Leo Spitzer an Hugo Schuchardt (250-11009)
von Leo Spitzer
an Hugo Schuchardt
15. 06. 1920
Deutsch
Schlagwörter: Allgemeiner Deutscher Sprachverein Französisch
Italienische Dialekte
Italienisch
Spanisch Balassa, József Gauchat, Louis Kammerer, Paul Vossler, Karl Riegler, Richard Schuchardt, Hugo (1920) Güntert, Hermann (1919) Foerster, Wendelin/Koschwitz, Eduard (Hrsg.) (1884) Schuchardt, Hugo (1918)

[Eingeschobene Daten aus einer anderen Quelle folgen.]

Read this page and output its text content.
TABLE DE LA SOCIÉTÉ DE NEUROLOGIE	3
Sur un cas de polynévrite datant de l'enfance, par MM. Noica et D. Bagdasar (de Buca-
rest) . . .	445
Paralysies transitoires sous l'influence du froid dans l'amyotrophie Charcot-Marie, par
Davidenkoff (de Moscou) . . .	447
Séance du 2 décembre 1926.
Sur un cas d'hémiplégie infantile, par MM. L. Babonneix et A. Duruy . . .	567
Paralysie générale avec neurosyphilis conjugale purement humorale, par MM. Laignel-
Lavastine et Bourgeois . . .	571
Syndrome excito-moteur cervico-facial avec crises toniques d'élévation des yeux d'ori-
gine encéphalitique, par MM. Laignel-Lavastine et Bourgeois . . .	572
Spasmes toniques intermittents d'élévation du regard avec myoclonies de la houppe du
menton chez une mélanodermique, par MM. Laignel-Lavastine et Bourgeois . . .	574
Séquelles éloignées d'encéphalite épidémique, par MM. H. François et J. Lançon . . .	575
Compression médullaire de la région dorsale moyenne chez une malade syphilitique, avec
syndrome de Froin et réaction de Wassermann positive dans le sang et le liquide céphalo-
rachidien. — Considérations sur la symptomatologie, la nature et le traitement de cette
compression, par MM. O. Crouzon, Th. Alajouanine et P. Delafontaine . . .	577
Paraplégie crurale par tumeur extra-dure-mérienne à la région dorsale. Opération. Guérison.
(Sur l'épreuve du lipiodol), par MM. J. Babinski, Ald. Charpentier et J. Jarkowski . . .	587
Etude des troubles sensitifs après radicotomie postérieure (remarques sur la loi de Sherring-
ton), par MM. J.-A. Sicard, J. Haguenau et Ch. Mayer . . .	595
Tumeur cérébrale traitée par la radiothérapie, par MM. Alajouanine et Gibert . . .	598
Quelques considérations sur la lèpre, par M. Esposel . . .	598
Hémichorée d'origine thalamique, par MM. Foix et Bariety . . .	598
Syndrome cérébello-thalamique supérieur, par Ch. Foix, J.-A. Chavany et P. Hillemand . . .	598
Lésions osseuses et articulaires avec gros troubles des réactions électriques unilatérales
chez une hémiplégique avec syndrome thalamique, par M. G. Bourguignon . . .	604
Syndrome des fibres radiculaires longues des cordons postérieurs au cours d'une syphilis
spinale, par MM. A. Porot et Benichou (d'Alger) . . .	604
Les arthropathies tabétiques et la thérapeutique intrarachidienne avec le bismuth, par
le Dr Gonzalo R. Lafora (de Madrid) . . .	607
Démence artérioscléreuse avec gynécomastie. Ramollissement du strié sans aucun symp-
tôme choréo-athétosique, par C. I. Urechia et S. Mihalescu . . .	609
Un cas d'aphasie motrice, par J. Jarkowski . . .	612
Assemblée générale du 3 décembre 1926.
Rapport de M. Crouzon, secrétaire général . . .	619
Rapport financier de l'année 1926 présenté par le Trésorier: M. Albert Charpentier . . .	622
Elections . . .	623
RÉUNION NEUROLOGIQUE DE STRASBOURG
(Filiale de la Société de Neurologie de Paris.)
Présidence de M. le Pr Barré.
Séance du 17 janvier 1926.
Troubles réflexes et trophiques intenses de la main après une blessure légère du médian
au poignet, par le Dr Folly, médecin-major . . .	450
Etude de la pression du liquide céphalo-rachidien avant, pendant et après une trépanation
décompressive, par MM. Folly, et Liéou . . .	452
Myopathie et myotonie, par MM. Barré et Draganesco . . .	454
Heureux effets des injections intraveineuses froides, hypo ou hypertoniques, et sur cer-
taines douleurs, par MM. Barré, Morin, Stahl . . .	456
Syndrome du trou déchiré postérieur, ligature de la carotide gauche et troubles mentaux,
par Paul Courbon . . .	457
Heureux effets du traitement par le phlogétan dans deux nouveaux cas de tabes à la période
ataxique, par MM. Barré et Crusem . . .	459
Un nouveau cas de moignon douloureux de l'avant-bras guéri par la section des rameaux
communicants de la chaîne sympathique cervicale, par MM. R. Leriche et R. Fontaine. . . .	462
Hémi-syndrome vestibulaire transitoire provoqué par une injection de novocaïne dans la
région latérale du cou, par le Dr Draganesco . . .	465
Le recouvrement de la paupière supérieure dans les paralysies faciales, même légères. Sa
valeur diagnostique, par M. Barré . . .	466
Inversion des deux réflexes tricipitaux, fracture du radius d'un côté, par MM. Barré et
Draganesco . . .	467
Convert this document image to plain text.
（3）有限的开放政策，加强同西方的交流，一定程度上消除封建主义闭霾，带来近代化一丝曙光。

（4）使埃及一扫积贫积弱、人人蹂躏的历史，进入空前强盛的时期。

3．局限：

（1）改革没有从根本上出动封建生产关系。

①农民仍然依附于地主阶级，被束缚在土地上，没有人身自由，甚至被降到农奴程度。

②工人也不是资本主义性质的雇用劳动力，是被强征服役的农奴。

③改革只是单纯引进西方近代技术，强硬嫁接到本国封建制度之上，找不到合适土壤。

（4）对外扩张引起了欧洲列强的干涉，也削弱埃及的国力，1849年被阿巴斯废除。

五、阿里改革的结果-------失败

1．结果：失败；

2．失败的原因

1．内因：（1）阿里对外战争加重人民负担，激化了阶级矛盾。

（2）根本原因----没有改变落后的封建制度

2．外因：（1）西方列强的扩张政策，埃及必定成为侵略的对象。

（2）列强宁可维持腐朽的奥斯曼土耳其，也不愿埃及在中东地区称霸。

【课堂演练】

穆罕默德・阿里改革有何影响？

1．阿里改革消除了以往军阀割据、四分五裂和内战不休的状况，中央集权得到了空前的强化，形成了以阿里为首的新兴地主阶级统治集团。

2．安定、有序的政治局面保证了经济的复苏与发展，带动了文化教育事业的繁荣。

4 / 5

Zitiervorschlag: Leo Spitzer an Hugo Schuchardt (250-11009). Pörtschach, 15. 06. 1920. Hrsg. von Bernhard Hurch (2014). In: Bernhard Hurch (Hrsg.): Hugo Schuchardt Archiv. Online unter https://gams.uni-graz.at/o:hsa.letter.2080, abgerufen am 10. 06. 2023. Handle: hdl.handle.net/11471/518.10.1.2080.
Printedition: Hurch, Bernhard (2006): Leo Spitzers Briefe an Hugo Schuchardt. Berlin: Walter de Gruyter.
Pörtschach, 15. VI.
Verehrter Herr Hofrat,
Dank für die tiefsinnige Abhandlung,1 die ich noch oft lesen werde. Mit dem Hinauswurf des Objekts bin ich sehr einverstanden.
Kleine Randglossen:
Anm. 1 auf S. 449 widerlegt, was Balassa als Ihre Ansicht im letzten Nyr. darstellt. Der Imperativ ist tatsächlich die Normalform des Verbs, vgl. meine "Aufsätze", in denen das noch für moderne Zeiten u. Sprachen klargelegt wird.
S. 449 unten: ich freue mich über die Parteinahme contra Sprachverein (der über le Reich allemand sehr kleinmütig geantwortet hat!).
|2|S. 451 So ist Hunger ein Zustandswort. Sehr richtig: in schweiz.- frz. Dialektbelegen, die mir Gauchat für mein Hungerbuch mitgeteilt hat, finden sich sehr wenig Ausdrücke für 'Hunger', dagegen sehr viele für 'ich habe Hunger'. Ebenso in ital. Dial.
S. 452 homo sapicutissimus – Stileinfluß Kammerers?
S. 454 Anm.: das ich bin ein Jude der Schauspieler erklärt sich aus einem Bestreben, keine den Satz zu sehr unterbrechenden, abnormal gestaltenden Betonungen zu dulden. Meine Pflegemutter, eine einstige Hofburgschauspielerin, duldete nie derartige gewaltsam aufrüttelnde Betonung, die mir gerade besonders wirksam schien.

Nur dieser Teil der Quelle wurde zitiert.